Mechanism of death in drowning victim:

  1. Immersion deaths (sometimes can die in water by aspiration of water only up to the level of the larynx, here the amount of water entering to deep lung tissue is no or minimal. This is called as dry drowning. The mechanism could be laryngeal spasm, vagal inhibition or hypothermia.)
  2. Drowning deaths (these are due to aspiration of fluid beyond the larynx up to the distal part of the lung tissue. The mechanism could be mechanically induced cerebral hypoxia due to respiratory tract obstruction by the fluid. This is called wet drowning.)First Aid Management of Drowning
  3. Natural illness before or after entering to water (can fall in to water following myocardial infarction/heart attack or due to struggle in water to survive can precipitate pre-existing myocardial infarction.)
  4. Injuries received before or after entering to water. (e.g. thrown into a body of water following motor vehicle accident)
  5. In a near-drowning case damage to the delicate lung tissue caused by water, sand, mud etc. can later cause collapse of alveoli leading to adult respiratory distress syndrome (ARDS) which can be fatal.
  6. Animal predation ( although not true drowning; crocodiles, sharks can cause serious injuries)

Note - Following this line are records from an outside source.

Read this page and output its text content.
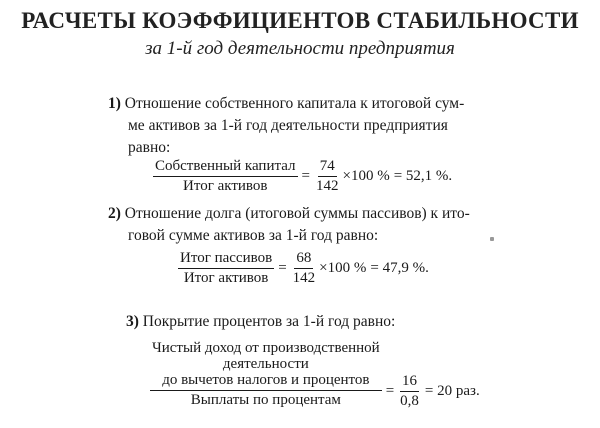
РАСЧЕТЫ КОЭФФИЦИЕНТОВ СТАБИЛЬНОСТИ
за 1-й год деятельности предприятия
1) Отношение собственного капитала к итоговой сум-
ме активов за 1-й год деятельности предприятия
равно:
$\frac{\text{Собственный капитал}}{\text{Итог активов}} = \frac{74}{142} \times 100$ % = 52,1 %.
2) Отношение долга (итоговой суммы пассивов) к ито-
говой сумме активов за 1-й год равно:
$\frac{\text{Итог пассивов}}{\text{Итог активов}} = \frac{68}{142} \times 100$ % = 47,9 %.
3) Покрытие процентов за 1-й год равно:
Чистый доход от производственной
деятельности
до вычетов налогов и процентов
Выплаты по процентам
= $\frac{16}{0,8} = 20$ раз.
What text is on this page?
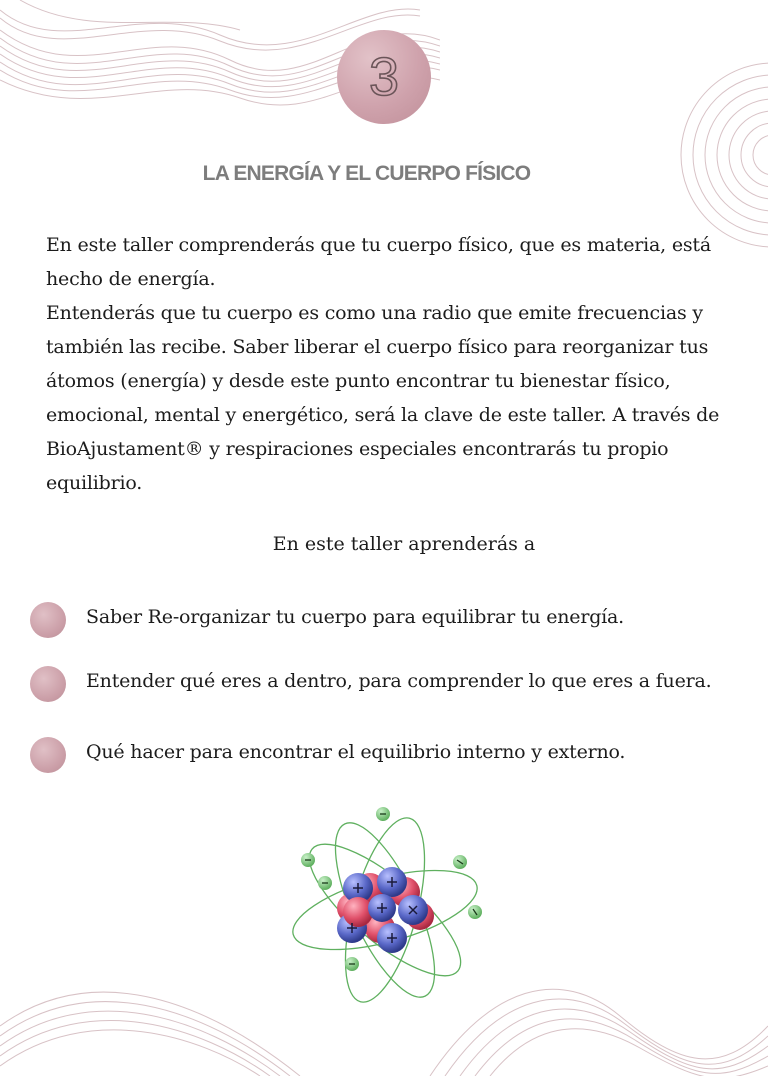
3
LA ENERGÍA Y EL CUERPO FÍSICO

En este taller comprenderás que tu cuerpo físico, que es materia, está hecho de energía.

Entenderás que tu cuerpo es como una radio que emite frecuencias y también las recibe. Saber liberar el cuerpo físico para reorganizar tus átomos (energía) y desde este punto encontrar tu bienestar físico, emocional, mental y energético, será la clave de este taller. A través de BioAjustament® y respiraciones especiales encontrarás tu propio equilibrio.

En este taller aprenderás a
Saber Re-organizar tu cuerpo para equilibrar tu energía.
Entender qué eres a dentro, para comprender lo que eres a fuera.
Qué hacer para encontrar el equilibrio interno y externo.
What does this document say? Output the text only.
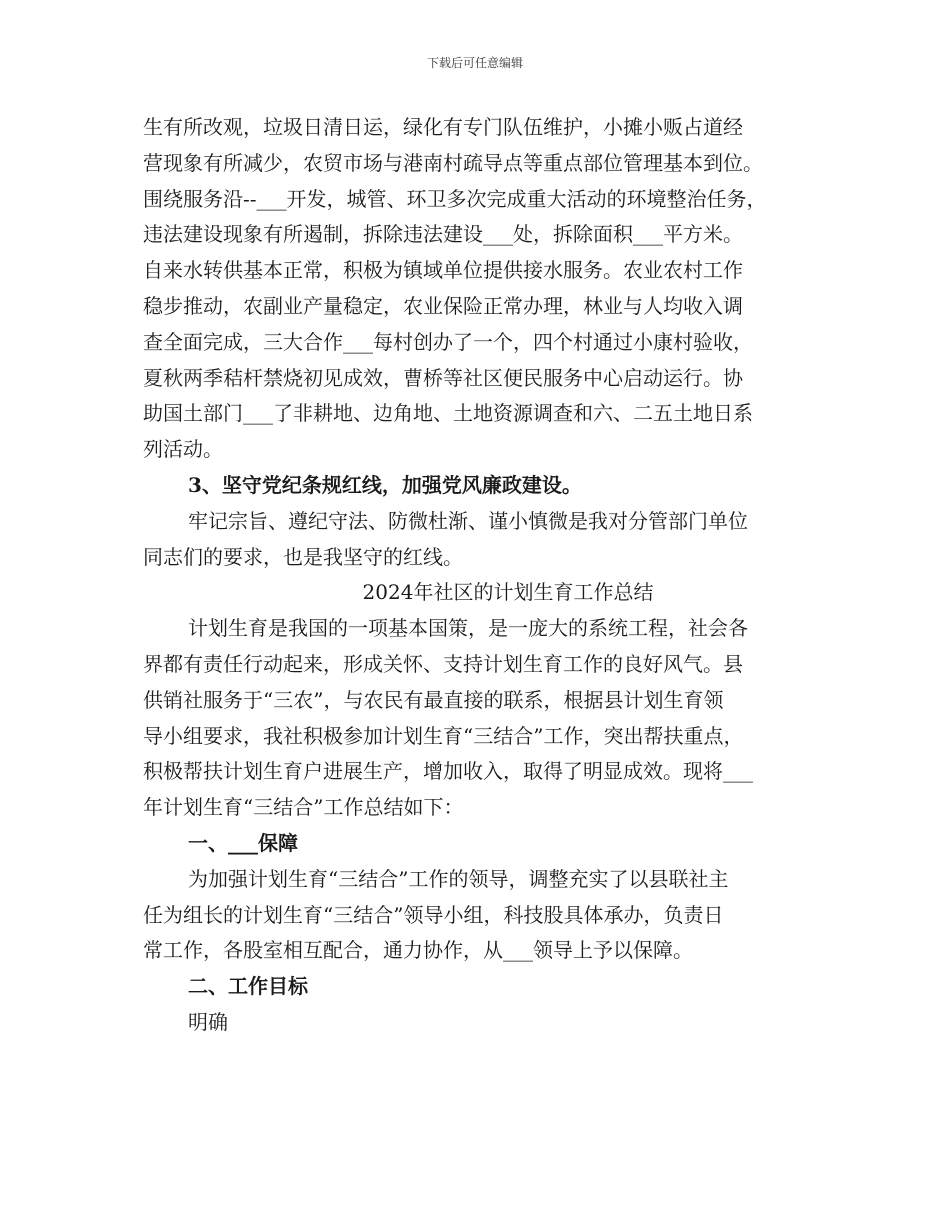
下载后可任意编辑
生有所改观，垃圾日清日运，绿化有专门队伍维护，小摊小贩占道经
营现象有所减少，农贸市场与港南村疏导点等重点部位管理基本到位。
围绕服务沿--___开发，城管、环卫多次完成重大活动的环境整治任务，
违法建设现象有所遏制，拆除违法建设___处，拆除面积___平方米。
自来水转供基本正常，积极为镇域单位提供接水服务。农业农村工作
稳步推动，农副业产量稳定，农业保险正常办理，林业与人均收入调
查全面完成，三大合作___每村创办了一个，四个村通过小康村验收，
夏秋两季秸杆禁烧初见成效，曹桥等社区便民服务中心启动运行。协
助国土部门___了非耕地、边角地、土地资源调查和六、二五土地日系
列活动。
3、坚守党纪条规红线，加强党风廉政建设。
牢记宗旨、遵纪守法、防微杜渐、谨小慎微是我对分管部门单位
同志们的要求，也是我坚守的红线。
2024年社区的计划生育工作总结
计划生育是我国的一项基本国策，是一庞大的系统工程，社会各
界都有责任行动起来，形成关怀、支持计划生育工作的良好风气。县
供销社服务于“三农”，与农民有最直接的联系，根据县计划生育领
导小组要求，我社积极参加计划生育“三结合”工作，突出帮扶重点，
积极帮扶计划生育户进展生产，增加收入，取得了明显成效。现将___
年计划生育“三结合”工作总结如下：
一、___保障
为加强计划生育“三结合”工作的领导，调整充实了以县联社主
任为组长的计划生育“三结合”领导小组，科技股具体承办，负责日
常工作，各股室相互配合，通力协作，从___领导上予以保障。
二、工作目标
明确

Pathophysiology of drowning:

  • Wet-drowning: – lungs are not adapted to extract oxygen from water/fluids. Therefore when water enter into the airways it cause mechanical obstruction of airways leading to absent O2 transfer to blood, causing hypoxia and death.
  • Dry-drowning: – when water suddenly hits larynx it can go into spasm totally obstructing the airway leading to hypoxia without any water entering lung. In some sensitive individuals sudden gush of water (cold) onto larynx can lead to extreme vagal nerve discharge causing the heart to stop suddenly.

First aid Management:

  1. Ensure safety of yourself and others.
  2. Remove the patient safely from the water. Do not attempt swimming rescue if you are not competent in swimming rescues.
  3. Call for life guards and emergency services.
  4. Check the patency of airway, turn patient to lateral side allowing the water to clear out from the upper airway. Remove any mud, dentures etc.
  5. Check for breathing by feeling respiratory air, looking for the chest movement and listing for breath sounds. In the same time check for pulse also.
  6. If the victim is conscious coughing and vomiting water keep him on lateral position to prevent further aspiration and reassure the victim.
  7. If unconscious and not breathing, open up the airway by head tilt and chin lift maneuvers and start rescue breathing.
  8. Close and seal the victim’s nostrils by your fingers, take a good breath, place your mouth on victims mouth and blow as hard as possible
  9. Repeat this method every five to six seconds.
  10. If you are not comfortable with direct mouth to mouth bleeding use a handkerchief.  But this method is not efficient as direct mouth to mouth blowing.
  11. If the person regains consciousness and starts breathing, turn him to lateral side and keep monitoring.
  12. If the pulse is also absent initially start CPR instead.
  13. Remove wet clothing and cover with dry warm cloth to prevent hypothermia.
  14. Attend to other injuries if present (e.g. bleeding following animal bites).

Following a near-drowning incident, admit the patient to the hospital even he looks completely well. Victim may develop difficulty in breathing sometime after due to ARDS.